BETHESDA, Md. — Centrus Energy Corp. (NYSE American: LEU) (“Centrus” or the “Company”) today announced the preliminary results of its tender offer to purchase up to $60 million of its Series B Senior Preferred Stock, par value $1.00 per share (the “Series B Preferred Shares”), at a purchase price of $954.59 per share, less any applicable withholding taxes. This represents a 25 percent discount from the liquidation price per share. The offer expired at 5:00 p.m., Eastern time on Tuesday, November 17, 2020.
The tender offer was oversubscribed. Based on the preliminary count by Computershare Trust Company, N.A., the depositary for the tender offer, approximately 92,735 shares of the Series B Preferred Shares were properly tendered and not properly withdrawn, none of which were tendered through notice of guaranteed delivery. Pursuant to the terms of the tender offer, the Company expects to accept for purchase tendered Series B Preferred Shares at a purchase price of $954.59 per share on a pro rata basis, for an aggregate purchase price of approximately $60 million. The shares expected to be acquired represent approximately 60% of the Company’s outstanding Series B Preferred Shares as of September 30, 2020. The depositary has informed Centrus that the preliminary proration factor for the tender offer is expected to be approximately 67%.
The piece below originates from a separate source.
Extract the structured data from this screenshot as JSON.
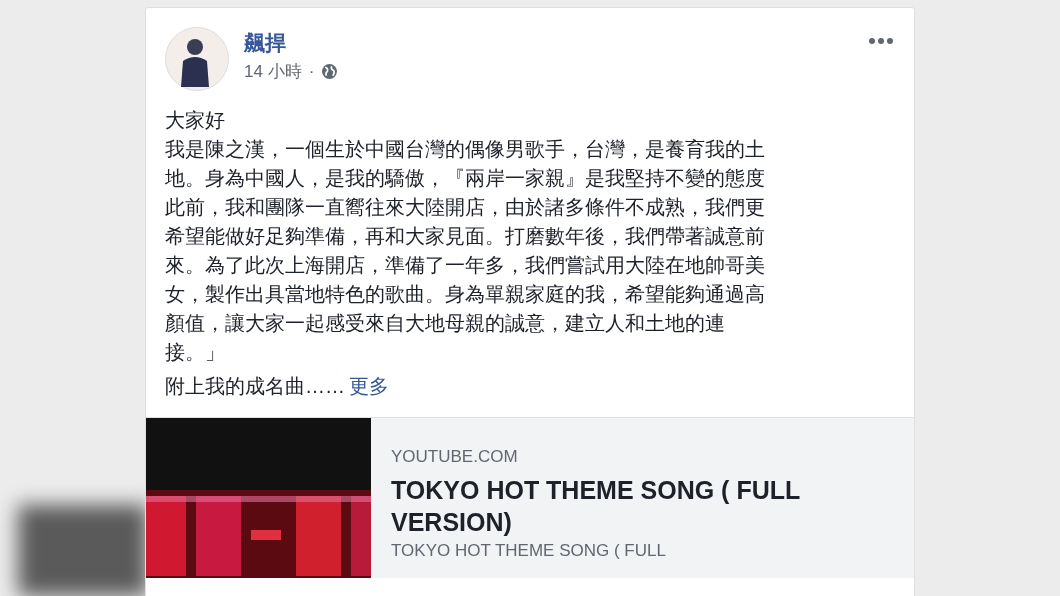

The number of shares properly tendered and not properly withdrawn and the proration factor referred to above are preliminary and are subject to verification by the depositary and the proper delivery of all shares tendered. The actual number of shares properly tendered and not properly withdrawn will be announced promptly following the guaranteed delivery period and completion of the verification process. Promptly after such announcement, the depositary will issue payment for the shares properly tendered and accepted under the tender offer and will return any other shares tendered. Payment for shares will be made in cash, subject to applicable withholding and without interest. It is currently expected that payment for all shares purchased will be made on or around November 20, 2020.
D.F. King & Co., Inc. is serving as information agent for the tender offer and Computershare Trust Company, N.A. is serving as the depositary for the tender offer.
This communication is for informational purposes only, and is neither an offer to purchase nor a solicitation of an offer to sell Centrus Series B Preferred Shares or any other securities. The offer was made solely by the tender offer statement on Schedule TO, including the offer to purchase, letter of transmittal and related materials, filed with the United States Securities and Exchange Commission (the “SEC”) in connection with the tender offer as well as any amendments or supplements to the Schedule TO when they become available. Investors may obtain a free copy of the tender offer statement on Schedule TO, the offer to purchase, letter of transmittal and other documents that Centrus has filed or will file with the SEC at the SEC’s website at www.sec.gov or from Centrus’s website at www.centrusenergy.com or from the information agent for the tender offer, by telephone at (866) 864-7964 (toll-free) or (212) 269-5550 (banks and brokers), or via e-mail at email@example.com.
Centrus is a trusted supplier of nuclear fuel and services for the nuclear power industry. Centrus provides value to its utility customers through the reliability and diversity of its supply sources – helping them meet the growing need for clean, affordable, carbon-free electricity. Since 1998, the Company has provided its utility customers with more than 1,750 reactor years of fuel, which is equivalent to 7 billion tons of coal.
With world-class technical capabilities, Centrus offers turnkey engineering and advanced manufacturing solutions to its customers. The Company is also advancing the next generation of centrifuge technologies so that America can restore its domestic uranium enrichment capability in the future. Find out more at www.centrusenergy.com.
This press release contains statements that constitute forward-looking statements within the meaning of Section 21E of the Securities Exchange Act of 1934. In this context, forward-looking statements mean statements related to future events, and often contain words such as “expects”, “anticipates”, “intends”, “plans”, “believes”, “will”, “should”, “could”, “would” or “may” and other words of similar meaning. These statements include statements regarding the terms and timing of completion of the tender offer, including acceptance of the purchase of the Series B Preferred Shares, the approximate preliminary proration factor, and the expected payment date. Forward-looking statements by their nature address matters that are, to different degrees, uncertain. Particular risks and uncertainties that could cause results to differ from those expressed in this press release include conditions in financial markets, response by Series B Preferred holders to the tender offer and other factors described in the Company’s filings with the Securities and Exchange Commission. These factors may not constitute all factors that could cause actual results to differ from those discussed in any forward-looking statement. Accordingly, forward-looking statements should be not be relied upon as a predictor of actual results. Readers are urged to carefully review and consider the various disclosures made in this press release and in our other filings with the Securities and Exchange Commission that attempt to advise interested parties of the risks and factors that may affect our business. We do not undertake to update our forward-looking statements to reflect events or circumstances that may arise after the date of this release, except as required by law.